Tuesday, January 22, 2008

Spring 2008 Couture Highlight: Christian Dior

John Galliano, inspired by a portrait of Madame X from John Singer Sargent, opened the Spring 2008 Haute Couture season will his Collection for Christian Dior. Vibrant lime greens, magentas, purples, reds and yellows add-on to the already extravagant yet elegant blown volumes, swirls and Klimt-inspired geometrics. It is hard to believe that Galliano designs a dozen collections a year including ready to wear, accessories and eyewear for Dior as well as directing his own eponymous label. We never cease to delve into explorations of Galliano’s manic fantasy world and this collection is no exception. Words alone will not do justice to his genius; neither will these pictures but they will with no doubt make you hold your breath













Winter 2008 Menswear Highlight: Louis Vuitton

Marc Jacobs and his right hand for menswear Paul Helbers delved into an exploration of masculinity through 60’s French robbery movies – notably a 1963 Ocean’s 11 type original (Melodie en sous-sol) set in Cannes starring Alain Delon and Jean Gabin. The outfits were sleek, elegant, slim fitting yet hinting neglect to account for a notion of hurry - ties were hanging undone, layerings was somewhat incongruous, crash helmets still on. Everything from the color palette – lifted from the tones on old bank notes – to the fabrics chosen – silk, fur – were reminiscent of that time period. As for the accessories, the Damier Graphite look is Louis Vuitton’s latest take on its signature print.















Monday, January 14, 2008

Winter 2008 Menswear Highlight: Neil Barrett

Since launching its collection in 1999, Neil Barrett has consistently hit the mark to become one of the strongest menswear lines on the runway. With 20 years of experience in the menswear business – having revolutionized menswear at Gucci and practically invented it at Prada – Neil has not ceased to perfect his aesthetic over the years. The 2008 winter collection revisits the gentleman code. Neil Barrett opens with a slim salopette paired with a tuxedo shirt, a bow tie and a declination of is ever-reinvented signature parka. This look is to set the stage for a succession of looks where white shirts are paired with a tie or bow-tie, slim salopette pants, with a vest, jacket or parka. The color palette: whites, blacks, greys and dark blues. The look: urban warrior, punk-rock gentleman, sober but dark. Add to that capes, mittens and a leather jacket and the Neil Barrett man is the elegant bad boy of the winter catwalk.









Friday, January 4, 2008

Mens 2008 Spring Trends

Suits with shorts
In a nostalgic look-back at prep-school uniforms, designers from a wide variety of “schools” of thought such as Salvatore Ferragamo, Bottega Venetta or Jil Sander, re-introduced the short and suits some of us use to hate in our early years. But who can deny the high class, juggernaut yet almost anti-conservative implication behind them. As long as they’re not preppied-up with more accessories and not too tight you will have the loose irresistible classic style generations of women – and men – have fallen for.

Jil Sander

Bottega Venetta

Salvatore Ferragamo


Bright colors
Bright colors paired together rarely fail to look clownish or costumy, but pair a bright color with an otherwise neutral outfit and you can produce a wide variety of styles that go from neo-classic to punk-rock.

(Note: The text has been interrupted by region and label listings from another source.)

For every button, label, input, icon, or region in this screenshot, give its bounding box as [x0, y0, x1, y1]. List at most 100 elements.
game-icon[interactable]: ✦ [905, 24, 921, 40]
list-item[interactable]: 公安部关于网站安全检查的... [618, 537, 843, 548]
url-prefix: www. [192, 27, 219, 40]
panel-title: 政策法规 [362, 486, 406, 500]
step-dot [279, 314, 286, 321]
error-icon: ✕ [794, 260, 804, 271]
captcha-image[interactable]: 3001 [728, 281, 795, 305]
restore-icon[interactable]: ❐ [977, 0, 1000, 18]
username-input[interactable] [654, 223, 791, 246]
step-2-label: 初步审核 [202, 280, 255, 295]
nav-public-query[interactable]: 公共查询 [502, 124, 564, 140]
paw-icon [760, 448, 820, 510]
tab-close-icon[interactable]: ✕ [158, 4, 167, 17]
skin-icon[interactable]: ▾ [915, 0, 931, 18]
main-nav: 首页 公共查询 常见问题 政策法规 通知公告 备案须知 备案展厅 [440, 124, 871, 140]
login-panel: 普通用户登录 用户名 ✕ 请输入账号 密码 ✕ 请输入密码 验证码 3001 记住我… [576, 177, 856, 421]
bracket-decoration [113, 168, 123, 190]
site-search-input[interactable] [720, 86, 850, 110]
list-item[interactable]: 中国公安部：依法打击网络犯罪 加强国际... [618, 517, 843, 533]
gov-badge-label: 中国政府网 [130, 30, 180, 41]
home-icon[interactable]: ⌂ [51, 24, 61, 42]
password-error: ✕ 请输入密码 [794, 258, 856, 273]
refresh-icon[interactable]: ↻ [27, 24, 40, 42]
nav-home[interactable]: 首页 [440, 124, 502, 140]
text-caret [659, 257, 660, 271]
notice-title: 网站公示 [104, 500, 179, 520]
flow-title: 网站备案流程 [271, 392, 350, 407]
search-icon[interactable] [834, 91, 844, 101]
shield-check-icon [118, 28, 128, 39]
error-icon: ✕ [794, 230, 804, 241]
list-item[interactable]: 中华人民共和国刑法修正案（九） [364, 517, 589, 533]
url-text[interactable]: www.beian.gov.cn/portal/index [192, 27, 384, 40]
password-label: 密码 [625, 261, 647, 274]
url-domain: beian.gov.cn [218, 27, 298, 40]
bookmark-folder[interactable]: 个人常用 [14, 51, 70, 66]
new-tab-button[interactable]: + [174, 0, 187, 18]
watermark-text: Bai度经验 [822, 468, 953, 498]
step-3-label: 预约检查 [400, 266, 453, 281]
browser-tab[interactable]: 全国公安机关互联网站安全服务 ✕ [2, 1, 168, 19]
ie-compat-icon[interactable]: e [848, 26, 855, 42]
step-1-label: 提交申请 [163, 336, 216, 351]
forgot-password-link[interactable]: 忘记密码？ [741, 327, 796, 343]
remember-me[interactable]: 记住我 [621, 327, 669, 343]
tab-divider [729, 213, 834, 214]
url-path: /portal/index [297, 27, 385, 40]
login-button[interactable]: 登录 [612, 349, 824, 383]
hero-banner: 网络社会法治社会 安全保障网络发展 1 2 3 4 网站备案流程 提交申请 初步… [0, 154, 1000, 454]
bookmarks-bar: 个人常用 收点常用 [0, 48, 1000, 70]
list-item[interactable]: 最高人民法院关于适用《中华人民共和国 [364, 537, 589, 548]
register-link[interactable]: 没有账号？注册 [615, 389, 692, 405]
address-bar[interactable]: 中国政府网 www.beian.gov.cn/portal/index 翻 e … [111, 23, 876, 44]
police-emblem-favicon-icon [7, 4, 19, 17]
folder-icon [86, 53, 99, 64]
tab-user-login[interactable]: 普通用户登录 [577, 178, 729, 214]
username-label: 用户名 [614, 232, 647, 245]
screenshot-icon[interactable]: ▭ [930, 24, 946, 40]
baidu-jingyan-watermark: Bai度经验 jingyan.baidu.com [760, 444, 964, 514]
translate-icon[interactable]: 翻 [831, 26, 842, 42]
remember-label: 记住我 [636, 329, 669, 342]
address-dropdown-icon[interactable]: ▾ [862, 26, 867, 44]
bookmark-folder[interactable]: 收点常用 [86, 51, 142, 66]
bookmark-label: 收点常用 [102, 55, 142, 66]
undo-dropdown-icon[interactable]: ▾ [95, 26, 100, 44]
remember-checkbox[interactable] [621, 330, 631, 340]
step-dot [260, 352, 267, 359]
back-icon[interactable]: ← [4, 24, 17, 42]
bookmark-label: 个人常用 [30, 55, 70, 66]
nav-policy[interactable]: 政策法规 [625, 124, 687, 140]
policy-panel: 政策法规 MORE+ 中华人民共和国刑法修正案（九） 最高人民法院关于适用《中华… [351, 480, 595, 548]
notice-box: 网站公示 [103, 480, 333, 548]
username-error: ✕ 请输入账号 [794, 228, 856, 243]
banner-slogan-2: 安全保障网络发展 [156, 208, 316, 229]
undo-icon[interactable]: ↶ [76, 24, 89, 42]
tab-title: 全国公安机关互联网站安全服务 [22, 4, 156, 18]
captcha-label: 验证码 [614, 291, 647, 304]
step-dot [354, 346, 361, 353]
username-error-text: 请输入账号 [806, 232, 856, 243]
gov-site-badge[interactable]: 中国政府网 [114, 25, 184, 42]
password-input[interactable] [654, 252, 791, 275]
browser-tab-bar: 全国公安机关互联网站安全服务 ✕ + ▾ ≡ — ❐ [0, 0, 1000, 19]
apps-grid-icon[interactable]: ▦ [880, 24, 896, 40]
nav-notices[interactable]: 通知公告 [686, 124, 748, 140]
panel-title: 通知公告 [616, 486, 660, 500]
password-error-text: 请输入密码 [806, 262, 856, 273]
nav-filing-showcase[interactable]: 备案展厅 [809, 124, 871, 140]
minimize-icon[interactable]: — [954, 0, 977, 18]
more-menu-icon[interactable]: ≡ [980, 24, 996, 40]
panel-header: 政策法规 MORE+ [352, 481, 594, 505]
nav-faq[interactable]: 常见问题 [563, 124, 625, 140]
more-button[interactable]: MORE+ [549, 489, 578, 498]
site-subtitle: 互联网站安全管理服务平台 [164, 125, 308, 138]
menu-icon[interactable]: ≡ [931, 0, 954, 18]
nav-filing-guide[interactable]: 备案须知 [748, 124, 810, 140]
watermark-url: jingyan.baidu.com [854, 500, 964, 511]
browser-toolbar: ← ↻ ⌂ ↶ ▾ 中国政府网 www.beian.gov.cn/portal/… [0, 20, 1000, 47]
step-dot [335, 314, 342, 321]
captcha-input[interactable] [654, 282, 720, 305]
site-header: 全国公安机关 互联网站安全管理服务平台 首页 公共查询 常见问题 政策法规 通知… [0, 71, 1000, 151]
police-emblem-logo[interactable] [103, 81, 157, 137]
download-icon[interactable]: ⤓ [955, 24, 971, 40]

Christopher Bailey made crayola-bright coats for Burberry, Frida Giannini sprayed a skittles-worthy green on her classic silhouette, even Fendi went fluorescent yellow. But remember, one bright color and one bright color only boys.

Burberry

Versace

Fendi

Gucci


Neckware

The winter will be over soon but don’t stop covering your neck. Loose the scarf and pick something lighter. Whether it’s colorful or subtle it will have to be beefy and original just as the ones Paul Smith, Dries Van Noten or Dolce & Gabbana draped around their models. Wear them with confidence and you will look less like Mika and more like Kanye West – if that means anything to you.

Paul Smith


Dries van Noten

Dolce & Gabbana


See-through

Who said women have the copyright on layering during the Spring. From Yohiji Yamamoto to Jil Sander in a loose I’m-too-cool look, passing by Fendi in a daring add-on to a classic look, designers have experimented with see-through texture that don’t look like something George Micheal would wear to a club before hitting the mens room. Do you dare?

Fendi

Jil Sander

Yohiji Yamamoto


Gleaming or reflective surfaces

Shiny surfaces are not only for in-your-face Dolce & Gabbana metallic pieces from last season or bike riders with a mustache. Think glitz, glossy and shining and meet Ferragamo, Gucci or even Fendi. The Dolce & Gabbana can be expected to go a little extravagant but when virtually all designers adopt the trend, the invisible hand of fashion buyers and creative directors shouldn’t be far behind, so expect to see the unexpected in stores, and who knows they might even end up in your closet.